Leon mengangguk dan melihat kearah Lisa yang terpejam.

"Apa dia akan segera sadar?"

"iya aku sudah menyuntikan obat penghilang rasa sakit, jika dia sadar segera siapkan makan untuknya." Leon

mengangguk dan dokter Wisnu keluar meninggalkan kamar Leon.

Dibalik pintu kamar Patron dan Nyonya Melisa terlihat panik menunggu kabar dari dalam kamar. Ibu bergegas

memasuki kamar, Leon yang sedang melamun duduk diujung tempat tidurnya terlihat sedang berfikir keras.

"Leon...apa semua baik baik saja?" ibu membelai rambut Leon.

"Iya ibu... Ibu tidak perlu khawatir,Ini sudah larut malam ibu beristirahatlah." Ibu mengangguk kemudian meninggalkan kamar Leon. Leon melihat Patron yang sedang berdiri disamping pintu.

"Patron minta pelayan menyiapkan makan untuk wanita ini dan letakkan di meja itu " tangannya menunjuk pada meja sofa kamarnya. Patron mengangguk dan meninggalkan kamar Leon kemudian meminta pelayan untuk menyiapkan makanan.

Didalam kamar yang mewah bernuansa modern dan luas itu hanya ada Leon dan Lisa yang masih belum sadarkan diri didalamnya.

"Dasar bocah yang menyedihkan." ucap Leon yang menunggu Lisa sadar sambil duduk diatas sofa kamarnya.
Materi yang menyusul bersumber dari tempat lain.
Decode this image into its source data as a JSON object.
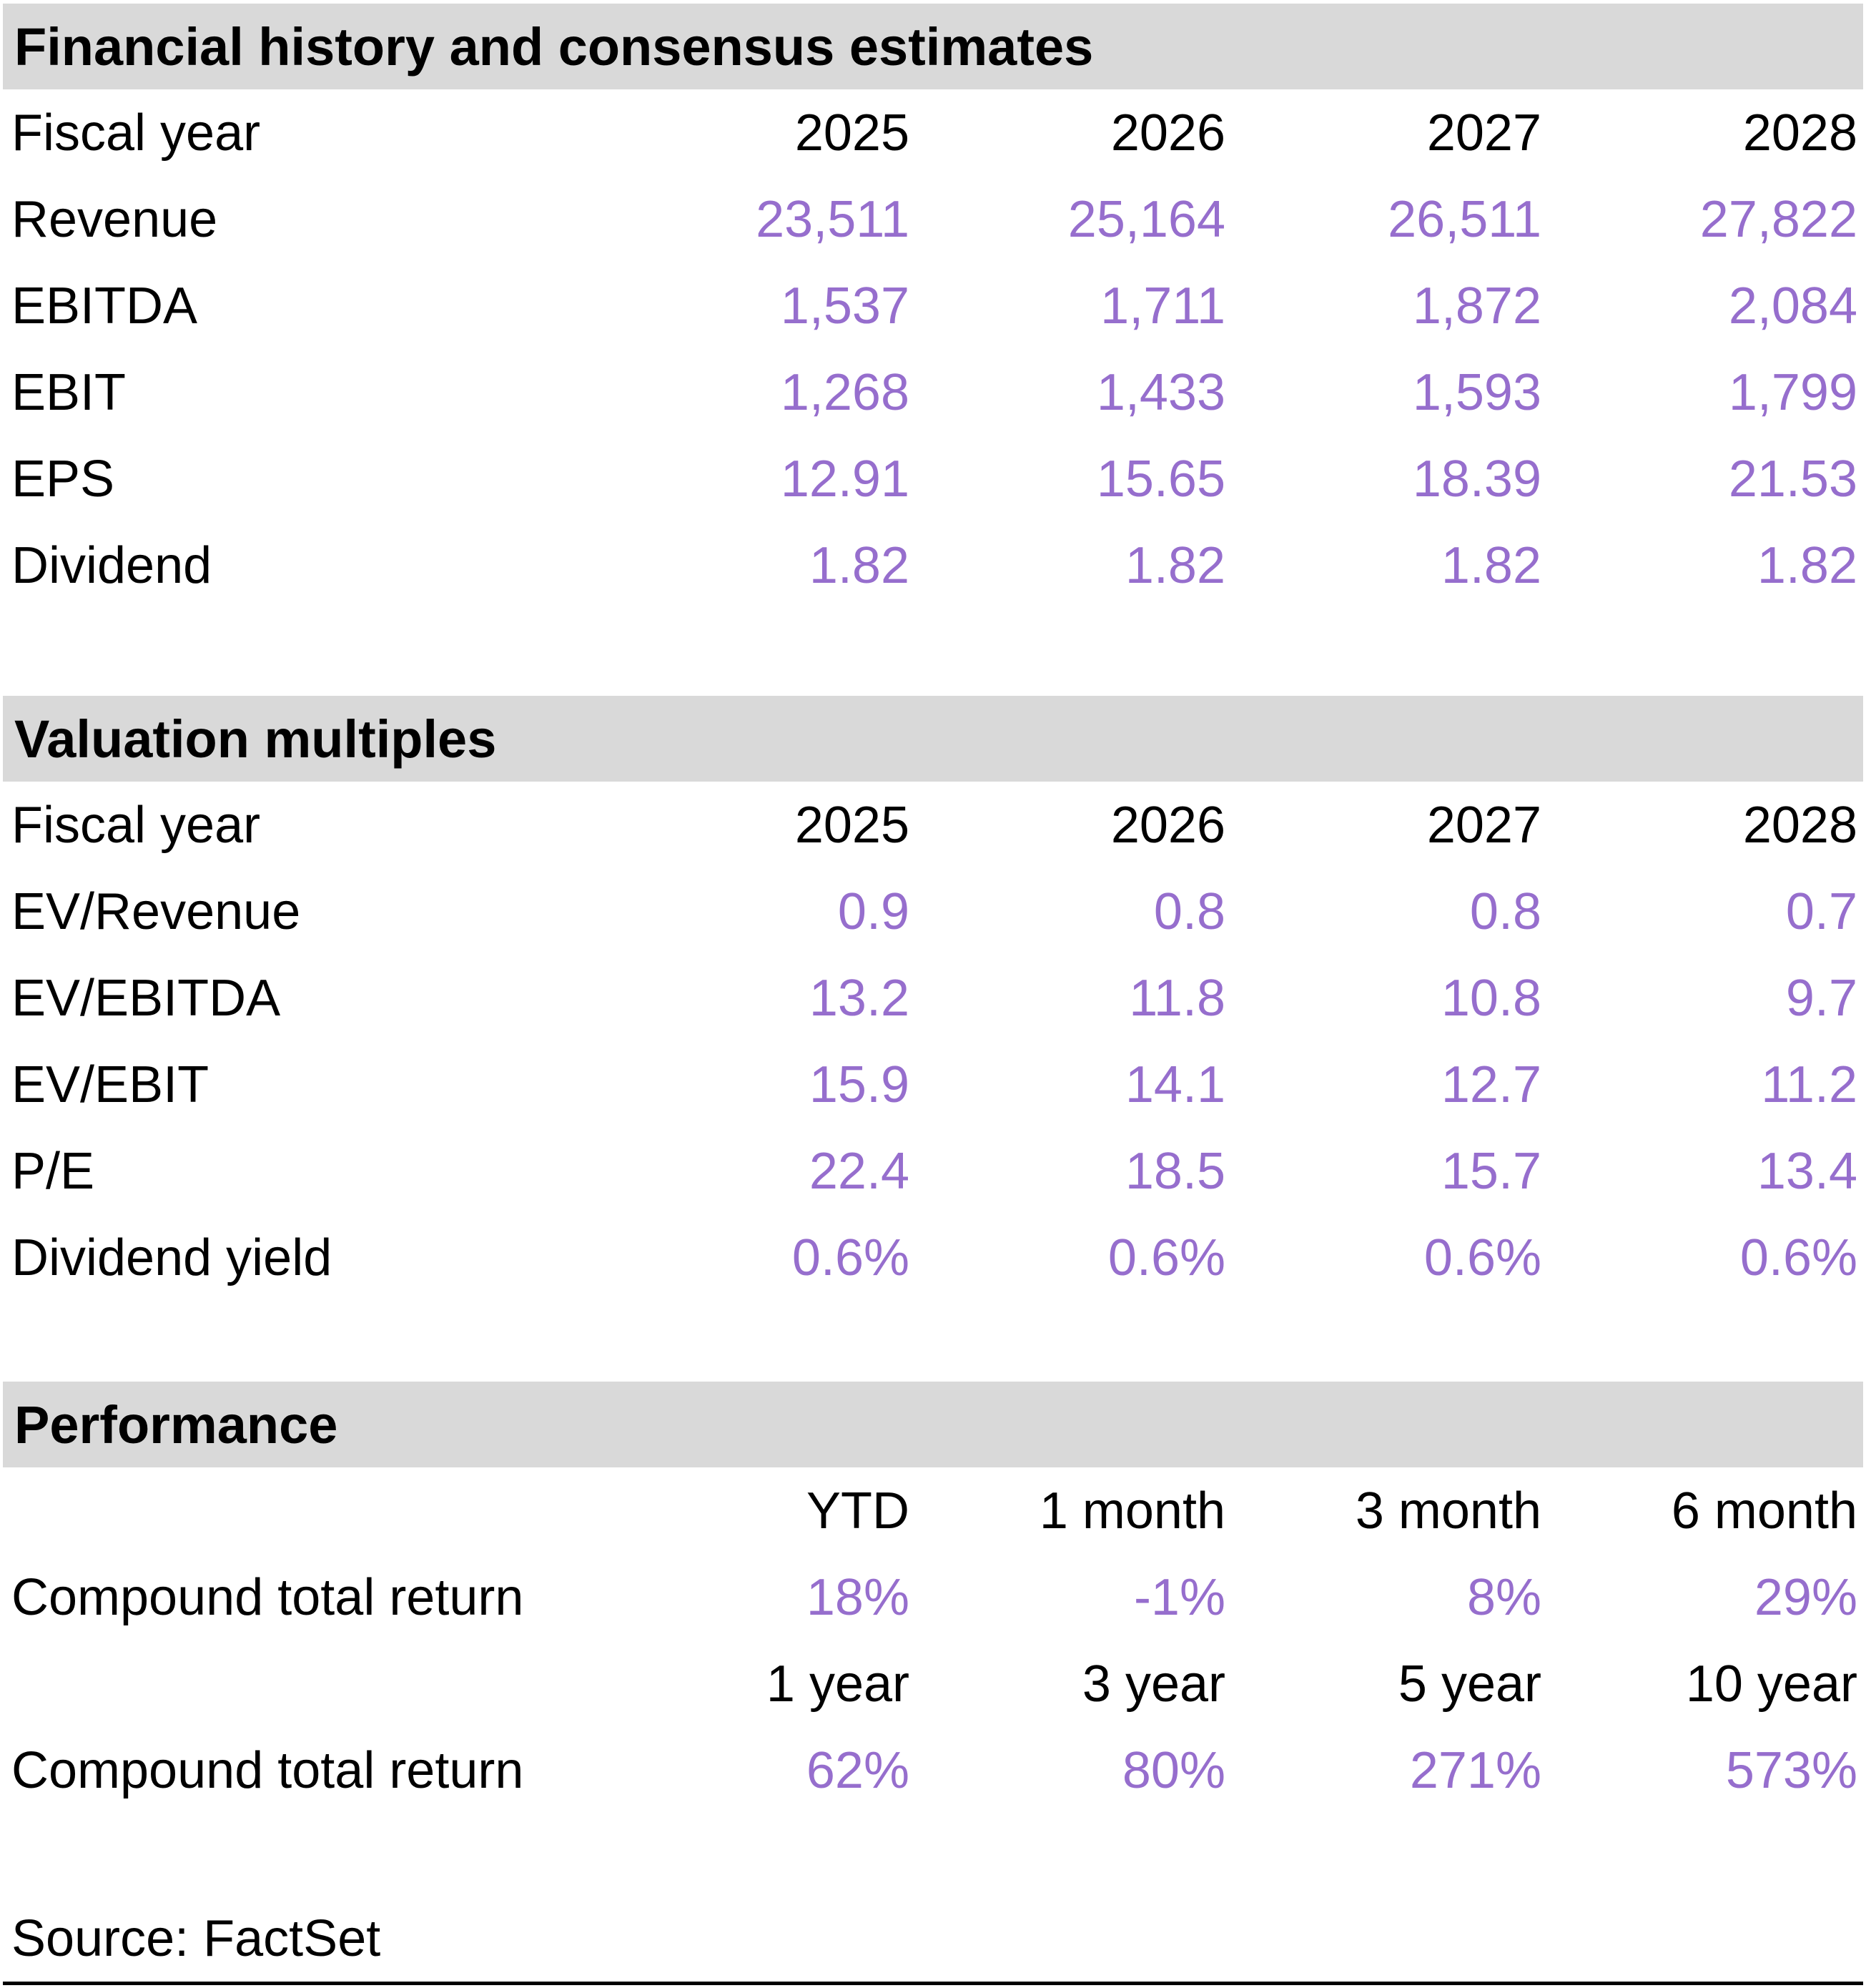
{
  "colors": {
    "accent": "#966ECD",
    "header_bg": "#D9D9D9",
    "text": "#000000"
  },
  "financial": {
    "title": "Financial history and consensus estimates",
    "header_label": "Fiscal year",
    "columns": [
      "2025",
      "2026",
      "2027",
      "2028"
    ],
    "rows": [
      {
        "label": "Revenue",
        "values": [
          "23,511",
          "25,164",
          "26,511",
          "27,822"
        ]
      },
      {
        "label": "EBITDA",
        "values": [
          "1,537",
          "1,711",
          "1,872",
          "2,084"
        ]
      },
      {
        "label": "EBIT",
        "values": [
          "1,268",
          "1,433",
          "1,593",
          "1,799"
        ]
      },
      {
        "label": "EPS",
        "values": [
          "12.91",
          "15.65",
          "18.39",
          "21.53"
        ]
      },
      {
        "label": "Dividend",
        "values": [
          "1.82",
          "1.82",
          "1.82",
          "1.82"
        ]
      }
    ]
  },
  "valuation": {
    "title": "Valuation multiples",
    "header_label": "Fiscal year",
    "columns": [
      "2025",
      "2026",
      "2027",
      "2028"
    ],
    "rows": [
      {
        "label": "EV/Revenue",
        "values": [
          "0.9",
          "0.8",
          "0.8",
          "0.7"
        ]
      },
      {
        "label": "EV/EBITDA",
        "values": [
          "13.2",
          "11.8",
          "10.8",
          "9.7"
        ]
      },
      {
        "label": "EV/EBIT",
        "values": [
          "15.9",
          "14.1",
          "12.7",
          "11.2"
        ]
      },
      {
        "label": "P/E",
        "values": [
          "22.4",
          "18.5",
          "15.7",
          "13.4"
        ]
      },
      {
        "label": "Dividend yield",
        "values": [
          "0.6%",
          "0.6%",
          "0.6%",
          "0.6%"
        ]
      }
    ]
  },
  "performance": {
    "title": "Performance",
    "groups": [
      {
        "columns": [
          "YTD",
          "1 month",
          "3 month",
          "6 month"
        ],
        "row_label": "Compound total return",
        "values": [
          "18%",
          "-1%",
          "8%",
          "29%"
        ]
      },
      {
        "columns": [
          "1 year",
          "3 year",
          "5 year",
          "10 year"
        ],
        "row_label": "Compound total return",
        "values": [
          "62%",
          "80%",
          "271%",
          "573%"
        ]
      }
    ]
  },
  "footer": {
    "source": "Source: FactSet"
  }
}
Sesaat kemudian Leon ikut tertidur karena hari semakin larut. Patron meminta pelayan untuk meletakkan makanan secara perlahan agar tidak mengganggu tidur Leon dan Lisa.

Keesokan harinya cahaya matahari mulai memasuki kamar Leon melalui sela sela korden kamar.

"Uh... Sial...Tangan dan punggungku sakit sekali." Lisa membuka mata dan melihat sekitar.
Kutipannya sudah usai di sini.